Director: Paul Schrader
Cast: Stellan Skarsgård, Gabriel Mann, Clara Bellar, Billy Crawford
Have I Seen it Before: Never.
Did I Like It: Here’s a confession: For my money, Lankester Merrin (Skarsgård) is one of the least interesting characters in the original The Exorcist (1973), and for that matter, William Peter Blatty’s novel, as well. He wanders throughout the film’s opening scenes encountering vague portents of what is to come (or to the reading of a post-Spielbergian moving going public, accidentally unleashed Pazuzu). He then disappears for the nearly the entirety of the film, only to show up to be just about the only thing that the demon is apparently afraid of.
Hence, hinging a whole movie on the idea thrown around in the film that Merrin once engaged in a protracted exorcism, apparently of Pazuzu, is a bit of strain. Exorcist II: The Heretic (1977) tried—seems like the wrong word, let’s go with “flailed”—to truck in the same area.

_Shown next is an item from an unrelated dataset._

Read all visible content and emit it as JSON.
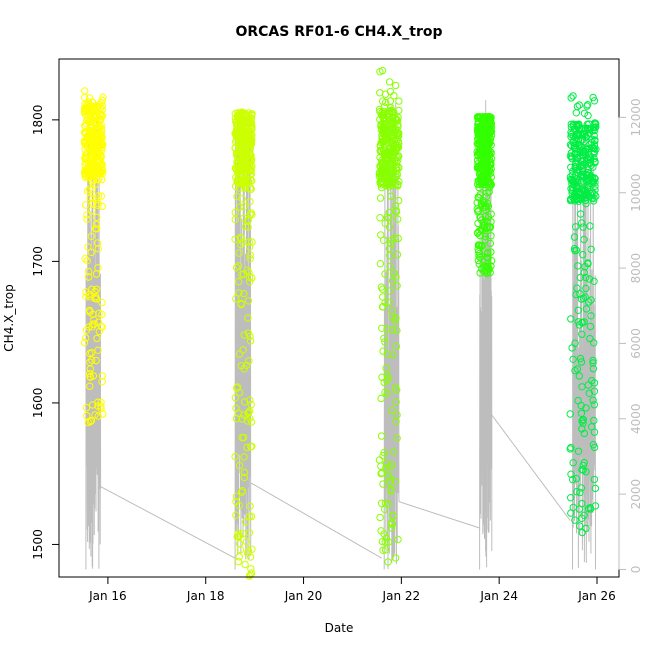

The history of this version is notably fraught. Exorcist: The Beginning (2004) resulted after this version was deemed as too dull and unexciting by the studio, which in turn was too stupid, needlessly bloody, and fundamentally unwatchable, necessitating the release of this film which by all rights would have been otherwise lost…
And he’s another confession (priests will have that effect on people): I’m not sure I disagree with Warner Bros.’s assessment* that this version is a little turgid. It reckons with some serious themes like morality and faith, but it’s not reaching for anything that the original film didn’t very nearly perfect. Letting Renny Harlin have at the film likely wasn’t the right answer to remedy the film’s problems**.
*For me to ever even dream of admitting that Warner Bros. made the correct decision where a controversial sequel is truly a strange turn of events.
**I took a quick look at the plot summary for The Beginning and determined that it did sound pretty dumb. Just not The Heretic level of dumb.